The U-boat's deck gun spat again. The shell struck just aft of the bridge in the mess room, a vicious blow that smashed in the bulkhead with a blasting impact that made the Polar Storm tremble from bow to stern. The concussion smothered and reverberated all around them. Everyone on the bridge was hurled about across the deck like rag dolls. Gillespie and Cox had been thrown against the chart table. Bushey, already lying on the deck, was sent rolling under the shattered remains of the control console. Pitt wound up half in and half out of the doorway to the bridge wing.

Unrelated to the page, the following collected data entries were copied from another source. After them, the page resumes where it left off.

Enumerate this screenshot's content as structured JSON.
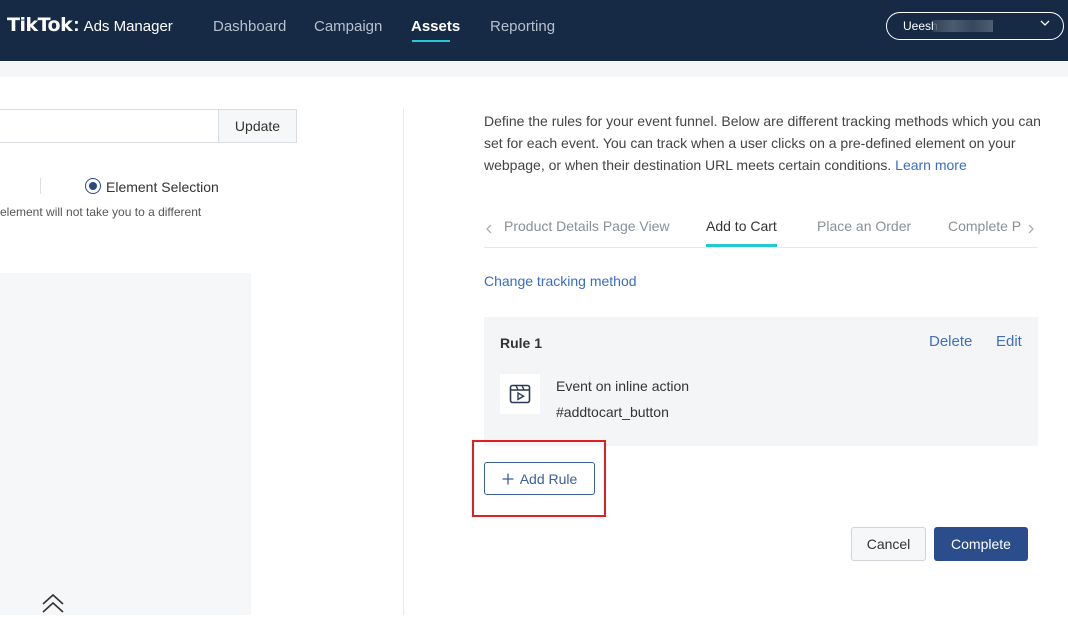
{
  "header": {
    "logo_mark": "TikTok",
    "logo_colon": ":",
    "logo_sub": "Ads Manager",
    "nav": [
      "Dashboard",
      "Campaign",
      "Assets",
      "Reporting"
    ],
    "active_nav": "Assets",
    "account_name": "Ueesh"
  },
  "left_panel": {
    "update_label": "Update",
    "radio_label": "Element Selection",
    "hint": "element will not take you to a different"
  },
  "right_panel": {
    "description": "Define the rules for your event funnel. Below are different tracking methods which you can set for each event. You can track when a user clicks on a pre-defined element on your webpage, or when their destination URL meets certain conditions.",
    "learn_more": "Learn more",
    "tabs": [
      "Product Details Page View",
      "Add to Cart",
      "Place an Order",
      "Complete P"
    ],
    "active_tab": "Add to Cart",
    "change_tracking": "Change tracking method",
    "rule": {
      "title": "Rule 1",
      "delete_label": "Delete",
      "edit_label": "Edit",
      "event_type": "Event on inline action",
      "selector": "#addtocart_button"
    },
    "add_rule_label": "Add Rule",
    "cancel_label": "Cancel",
    "complete_label": "Complete"
  },
  "colors": {
    "nav_bg": "#162a45",
    "accent_teal": "#25c7d3",
    "primary_blue": "#2b4d8c",
    "link_blue": "#3a6cc4",
    "highlight_red": "#e02020"
  }
}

He pulled himself erect, not bothering to count the bruises and glass cuts. Acrid smoke filled his nostrils, and his ears rang, cutting off all other sounds. He staggered over to Gillespie and knelt beside him. The explosion had smashed his chest against the chart table, breaking three, maybe four, ribs. His eardrums were bleeding. Blood also seeped from one pant leg. The captain's eyes were open but glassy. "My ship," he moaned softly, "those scum are destroying my ship."

"Do not move," Pitt ordered him. "You might have internal injuries."

"What in hell is happening up there?" came the voice of the chief engineer over the only speaker still functioning. His voice was nearly lost in the beat and roar of the engine room.

Pitt snatched the ship's phone. "We're under attack by a submarine. Give us every bit of power you've got. We must get out of range before we're shot to scrap."

"We have damage and injuries down here."

"You'll have a lot worse," Pitt snapped, "if you don't keep us on Full Speed."

"Jake," groaned Gillespie. "Where's Jake?"

The first officer lay unconscious and bleeding, with Cox leaning dazedly over him. "He's down," Pitt answered simply. "Who's your next in command?"

"Joe Bascom was my second officer, but he returned to the States in Montevideo because his wife was having a baby. Get Cox."